Deux avions jordaniens transportant les membres de plusieurs organisations humanitaires et religieuses américaines sont arrivés samedi à Bagdad, sans avoir préalablement demandé l’autorisation à leur gouvernement. Ainsi que l’a déclaré l’un des organisateurs de l’opération, il s’agissait de montrer que « des milliers d’américains se soucient des effets dévastateurs de l’embargo sur la population irakienne. » Cela fait, en effet, plus de dix ans que l’Irak vit sous le joug des sanctions imposées par les Nations Unies lesquelles, au lieu d’avoir affaibli le dictateur Saddam Hussein, n’ont fait que le renforcer aux yeux de sa population et consolider son prestige dans le monde arabe.
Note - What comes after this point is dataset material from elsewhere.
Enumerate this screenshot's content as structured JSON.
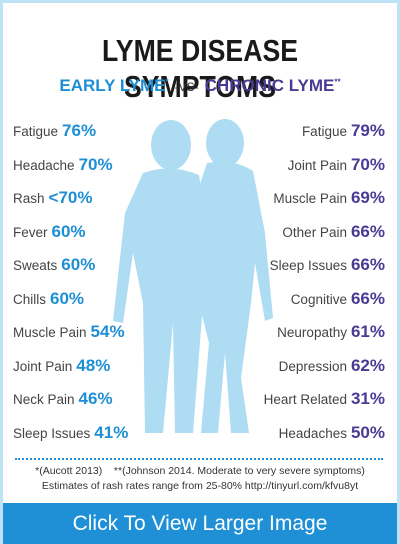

A quelques jours de l’entrée en fonction du nouveau président américain, la communauté internationale, qui voudrait bien en finir avec cet embargo aussi inutile que criminel, s’inquiète sur la façon dont la nouvelle administration Bush entend gérer ce « dossier ».

Il n’y a plus guère que les Etats-Unis pour justifier les sanctions terribles infligées à l’Irak afin de contraindre ses dirigeants à démanteler leur arsenal d’armes chimiques et de missiles à longue portée : même le Royaume-Uni, leur indéfectible allié dans ce genre d’affaires, commence à prendre ses distances à mesure que l’opinion publique découvre le calvaire enduré par la population et que les politiciens se rendent compte qu’ils contribuent à écrire la légende d’un tyran. Aujourd’hui, l’Irak est un pays ruiné sur tous les plans et ses habitants sont plongés dans un état de pauvreté extrême : les statistiques effectuées par les organismes internationaux comme l’OMS , l’UNICEF et les agences de l’ONU dépeignent une économie anéantie, un système éducatif démantelé, des conditions sanitaires tragiques etc. Quelques chiffres en disent long sur les souffrances des irakiens : le salaire moyen d’un ouvrier a été divisé par vingt depuis la guerre ; 50 % de la population de Bagdad connaît le chômage ; plus de 5000 enfants décèdent chaque mois à cause des effets de la malnutrition (inexistante en Irak avant 1990)... De son côté, Saddam Hussein est plus vaillant que jamais : la société civile étant totalement délabrée, il n’a aucun opposant en face de lui. Il consacre donc son temps à soigner son image auprès des nations arabes, en apportant, notamment, un soutien sans faille aux palestiniens qu’il exhorte à se battre contre Israël, offrant même 10 000 dollars à chaque famille ayant perdu l’un de ses membres lors des affrontements...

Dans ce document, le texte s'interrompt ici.